Most millennials incorrectly assume they’ll never accumulate $1 million over the course of their lifetime, according to the Wells Fargo Millennial study conducted by GfK, released Wednesday. Sixty-four percent of millennials believe they’ll never accumulate that amount.
“Millennials may not realize that if they start saving consistently by their mid-20s—and stay invested for the duration of their working years—they will likely accumulate $1 million by the time they retire,” said Joe Ready, director of Institutional Retirement and Trust for Wells Fargo.
Often cited as the benchmark to fund a multi-decade retirement, $1 million may not even be enough for the younger generations planning ahead.
But, as the study indicates, a lot of the issues facing young investors have to do with their outlook as a result of life after college—not so much their savings habits.

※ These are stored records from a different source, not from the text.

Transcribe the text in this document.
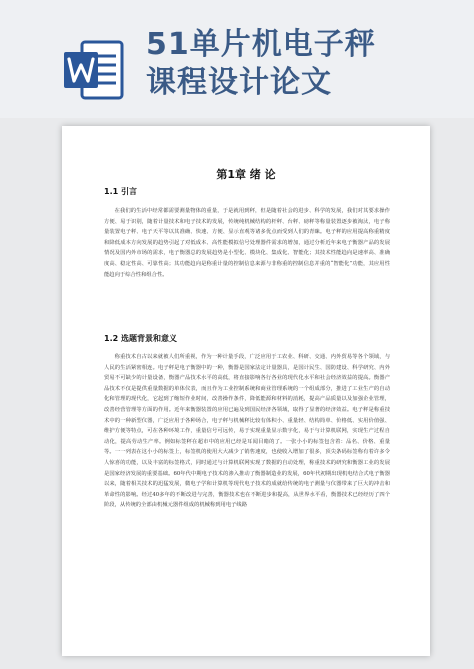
51单片机电子秤
课程设计论文
第1章 绪 论
1.1 引言
在我们的生活中经常都需要测量物体的重量，于是就用到秤，但是随着社会的进步、科学的发展，我们对其要求操作方便、易于识别，随着计量技术和电子技术的发展，传统纯机械结构的杆秤、台秤、磅秤等称量装置逐步被淘汰，电子称量装置电子秤、电子天平等以其准确、快速、方便、显示直观等诸多优点而受到人们的青睐。电子秤的应用提高称重精度和降低成本方向发展的趋势引起了对低成本、高性能模拟信号处理器件需求的增加，通过分析近年来电子衡器产品的发展情况及国内外市场的需求，电子衡器总的发展趋势是小型化、模块化、集成化、智能化；其技术性能趋向是速率高、准确度高、稳定性高、可靠性高；其功能趋向是称重计量的控制信息来源与非称重的控制信息并重的“智能化”功能，其应用性能趋向于综合性和组合性。
1.2 选题背景和意义
称重技术自古以来就被人们所重视，作为一种计量手段，广泛应用于工农业、科研、交通、内外贸易等各个领域，与人民的生活紧密相连。电子秤是电子衡器中的一种，衡器是国家法定计量器具，是国计民生、国防建设、科学研究、内外贸易不可缺少的计量设备，衡器产品技术水平的高低，将直接影响各行各业的现代化水平和社会经济效益的提高。衡器产品技术不仅是提供重量数据的单体仪表，而且作为工业控制系统和商业管理系统的一个组成部分，推进了工业生产的自动化和管理的现代化，它起到了缩短作业时间，改善操作条件，降低能源和材料的消耗，提高产品质量以及加强企业管理，改善经营管理等方面的作用。近年来衡器装置的应用已遍及到国民经济各领域，取得了显著的经济效益。电子秤是称重技术中的一种新型仪器，广泛应用于各种场合，电子秤与机械秤比较有体积小、重量轻、结构简单、价格低、实用价值强、维护方便等特点，可在各种环境工作，重量信号可远传，易于实现重量显示数字化，易于与计算机联网，实现生产过程自动化，提高劳动生产率。例如标签秤在超市中的应用已经是耳闻目睹的了。一张小小的标签包含着：品名、价格、重量等。一一列表在这小小的标签上，标签机的使用大大减少了销售速度，也使收入增加了很多，顶尖条码标签称有着许多令人惊喜的功能，以及丰富的标签格式，同时通过与计算机联网实现了数据的自动处理，称重技术的研究和衡器工业的发展是国家经济发展的重要基础。60年代中期电子技术的渗入推动了衡器制造业的发展，60年代初期出现机电结合式电子衡器以来，随着相关技术的迅猛发展，微电子学和计算机等现代电子技术的成就给传统的电子测量与仪器带来了巨大的冲击和革命性的影响。经过40多年的不断改进与完善，衡器技术也在不断进步和提高，从世界水平看，衡器技术已经经历了四个阶段，从传统的全部由机械元器件组成的机械称到用电子线路
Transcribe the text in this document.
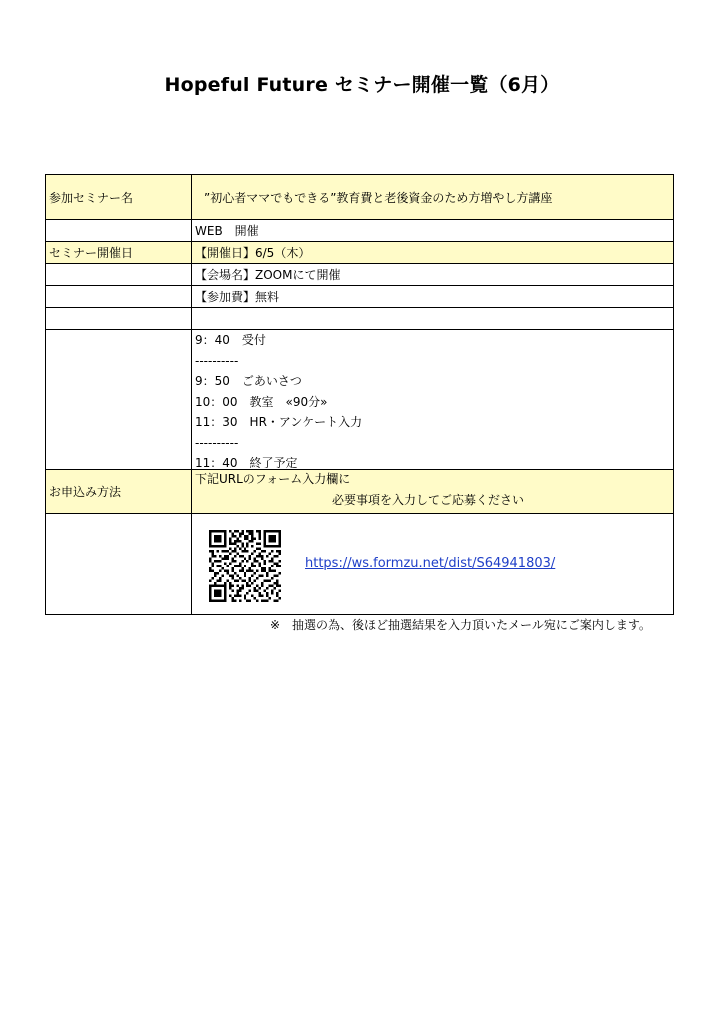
Hopeful Future セミナー開催一覧（6月）
参加セミナー名	”初心者ママでもできる”教育費と老後資金のため方増やし方講座
WEB　開催
セミナー開催日	【開催日】6/5（木）
【会場名】ZOOMにて開催
【参加費】無料
9：40　受付
----------
9：50　ごあいさつ
10：00　教室　«90分»
11：30　HR・アンケート入力
----------
11：40　終了予定
お申込み方法
下記URLのフォーム入力欄に
必要事項を入力してご応募ください
https://ws.formzu.net/dist/S64941803/
※　抽選の為、後ほど抽選結果を入力頂いたメール宛にご案内します。
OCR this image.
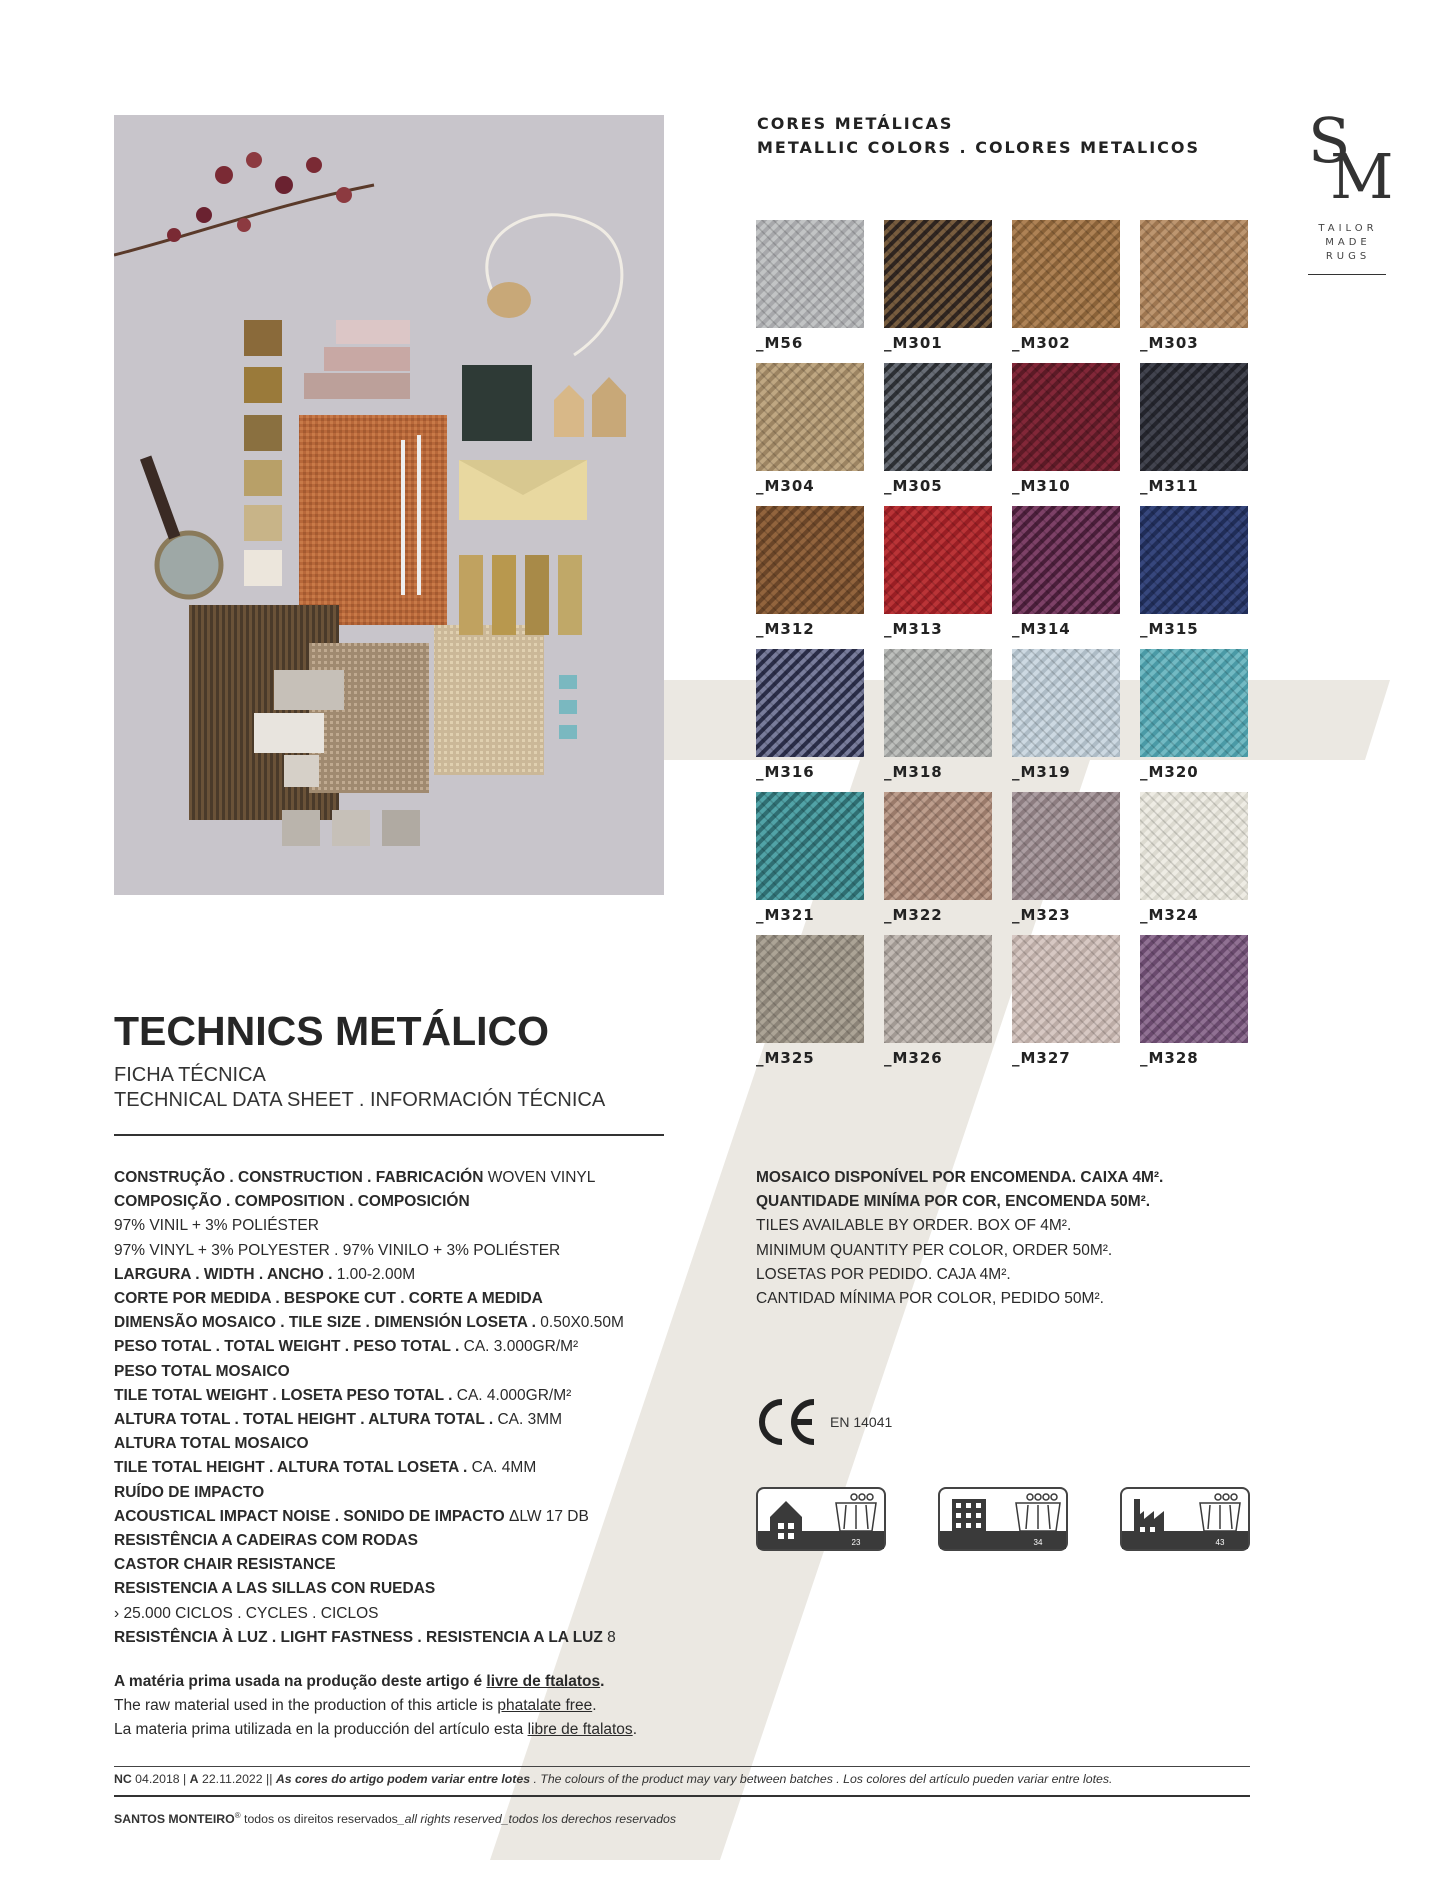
CORES METÁLICAS
METALLIC COLORS . COLORES METALICOS S
M
TAILOR
MADE
RUGS
_M56	_M301	_M302	_M303
_M304	_M305	_M310	_M311
_M312	_M313	_M314	_M315
_M316	_M318	_M319	_M320
_M321	_M322	_M323	_M324
_M325	_M326	_M327	_M328
TECHNICS METÁLICO
FICHA TÉCNICA
TECHNICAL DATA SHEET . INFORMACIÓN TÉCNICA
CONSTRUÇÃO . CONSTRUCTION . FABRICACIÓN WOVEN VINYL
COMPOSIÇÃO . COMPOSITION . COMPOSICIÓN
97% VINIL + 3% POLIÉSTER
97% VINYL + 3% POLYESTER . 97% VINILO + 3% POLIÉSTER
LARGURA . WIDTH . ANCHO . 1.00-2.00M
CORTE POR MEDIDA . BESPOKE CUT . CORTE A MEDIDA
DIMENSÃO MOSAICO . TILE SIZE . DIMENSIÓN LOSETA . 0.50X0.50M
PESO TOTAL . TOTAL WEIGHT . PESO TOTAL . CA. 3.000GR/M²
PESO TOTAL MOSAICO
TILE TOTAL WEIGHT . LOSETA PESO TOTAL . CA. 4.000GR/M²
ALTURA TOTAL . TOTAL HEIGHT . ALTURA TOTAL . CA. 3MM
ALTURA TOTAL MOSAICO
TILE TOTAL HEIGHT . ALTURA TOTAL LOSETA . CA. 4MM
RUÍDO DE IMPACTO
ACOUSTICAL IMPACT NOISE . SONIDO DE IMPACTO ΔLW 17 DB
RESISTÊNCIA A CADEIRAS COM RODAS
CASTOR CHAIR RESISTANCE
RESISTENCIA A LAS SILLAS CON RUEDAS
› 25.000 CICLOS . CYCLES . CICLOS
RESISTÊNCIA À LUZ . LIGHT FASTNESS . RESISTENCIA A LA LUZ 8
A matéria prima usada na produção deste artigo é livre de ftalatos.
The raw material used in the production of this article is phatalate free.
La materia prima utilizada en la producción del artículo esta libre de ftalatos.
MOSAICO DISPONÍVEL POR ENCOMENDA. CAIXA 4M².
QUANTIDADE MINÍMA POR COR, ENCOMENDA 50M².
TILES AVAILABLE BY ORDER. BOX OF 4M².
MINIMUM QUANTITY PER COLOR, ORDER 50M².
LOSETAS POR PEDIDO. CAJA 4M².
CANTIDAD MÍNIMA POR COLOR, PEDIDO 50M².
EN 14041
23	34	43
NC 04.2018 | A 22.11.2022 || As cores do artigo podem variar entre lotes . The colours of the product may vary between batches . Los colores del artículo pueden variar entre lotes.
SANTOS MONTEIRO® todos os direitos reservados_all rights reserved_todos los derechos reservados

Over a third of millennials have student loan debt, with the median debt load exceeding $19,000. Seventy-five percent of those with student loans describe their debt as “unmanageable.” Even after taking out loans, more than half of the younger generation say they are not working in their preferred career.
Despite their debt load, many in this generation are putting money away for retirement. Six in 10 millenials have begun investing, with 44 percent saving 1 to 5 percent of their income, 33 percent saving 6 to 10 percent and 6 percent saving 11 to 14 percent.
In the report, Wells Fargo suggests millennials earning a salary of $32,000 at age 25 save 5 percent of their income, increasing their savings rate 2 percent each year, up to 13 percent. Reaching $1 million in savings by age 65 is conceivable, assuming a 2 percent annual salary increase and a 7 percent return on assets.
For the generation as a whole, says Ready, it all comes down to saving as much as possible, as soon as possible. “Millennials have the power of time on their side and need to embrace it.”